Relevant publications can also be called “perennial”, as in Holiday’s “perennial seller”.5 The difference to the “garden” stuff here is that an online garden is a well-maintained web repository of knowledge, while a “perennial seller” is mostly about things like books.

Gardens are good for the web

I really like that the “digital garden” metaphor is picking up speed, because it can only make content on the web better. Not everything fits the timeline of a blog, and after a while, you will need to have an overview, or old but good posts are hidden in obscurity.

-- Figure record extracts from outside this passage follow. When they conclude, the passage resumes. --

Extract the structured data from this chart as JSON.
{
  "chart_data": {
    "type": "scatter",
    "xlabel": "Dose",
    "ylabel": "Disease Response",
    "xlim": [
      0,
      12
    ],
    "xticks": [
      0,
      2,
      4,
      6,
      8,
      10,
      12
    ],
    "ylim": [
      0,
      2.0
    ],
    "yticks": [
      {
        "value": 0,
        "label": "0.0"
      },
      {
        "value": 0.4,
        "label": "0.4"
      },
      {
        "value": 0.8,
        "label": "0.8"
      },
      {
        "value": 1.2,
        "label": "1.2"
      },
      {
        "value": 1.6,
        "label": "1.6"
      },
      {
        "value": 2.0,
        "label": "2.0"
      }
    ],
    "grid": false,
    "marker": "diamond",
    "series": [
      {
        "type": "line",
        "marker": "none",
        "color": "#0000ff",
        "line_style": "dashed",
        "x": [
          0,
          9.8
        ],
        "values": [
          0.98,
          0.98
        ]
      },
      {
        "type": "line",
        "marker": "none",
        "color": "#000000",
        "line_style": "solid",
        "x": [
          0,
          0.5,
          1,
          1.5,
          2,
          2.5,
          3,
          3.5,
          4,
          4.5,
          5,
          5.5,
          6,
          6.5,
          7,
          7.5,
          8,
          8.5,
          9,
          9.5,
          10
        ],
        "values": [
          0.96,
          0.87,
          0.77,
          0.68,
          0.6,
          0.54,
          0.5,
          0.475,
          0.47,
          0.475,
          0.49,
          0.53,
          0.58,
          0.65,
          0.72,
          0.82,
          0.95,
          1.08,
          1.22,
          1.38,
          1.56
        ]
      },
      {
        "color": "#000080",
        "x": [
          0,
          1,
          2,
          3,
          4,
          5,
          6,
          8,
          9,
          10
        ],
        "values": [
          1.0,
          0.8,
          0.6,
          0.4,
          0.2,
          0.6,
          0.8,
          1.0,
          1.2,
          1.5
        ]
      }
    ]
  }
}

  1. Mike Caulfield: “The Web Stream Was Designed for Information Underload” (2016-10-09), https://hapgood.us/2016/10/09/the-web-stream-was-designed-for-information-underload/  2

  2. Andy Matuschak: “Evergreen note-writing as fundamental unit of knowledge work”, https://notes.andymatuschak.org/Evergreen_note-writing_as_fundamental_unit_of_knowledge_work 

  3. Shawn Blanc: “Relevancy vs. Recency” (2015-11-02), https://shawnblanc.net/2015/11/relevancy-vs-recency/ 

  4. Mike Caulfield: “The Garden and the Stream: A Technopastoral” (2015-10-17), https://hapgood.us/2015/10/17/the-garden-and-the-stream-a-technopastoral/ 

  5. Ryan Holiday (2017): Perennial Seller. The art of making and marketing work that lasts, New York: Portfolio.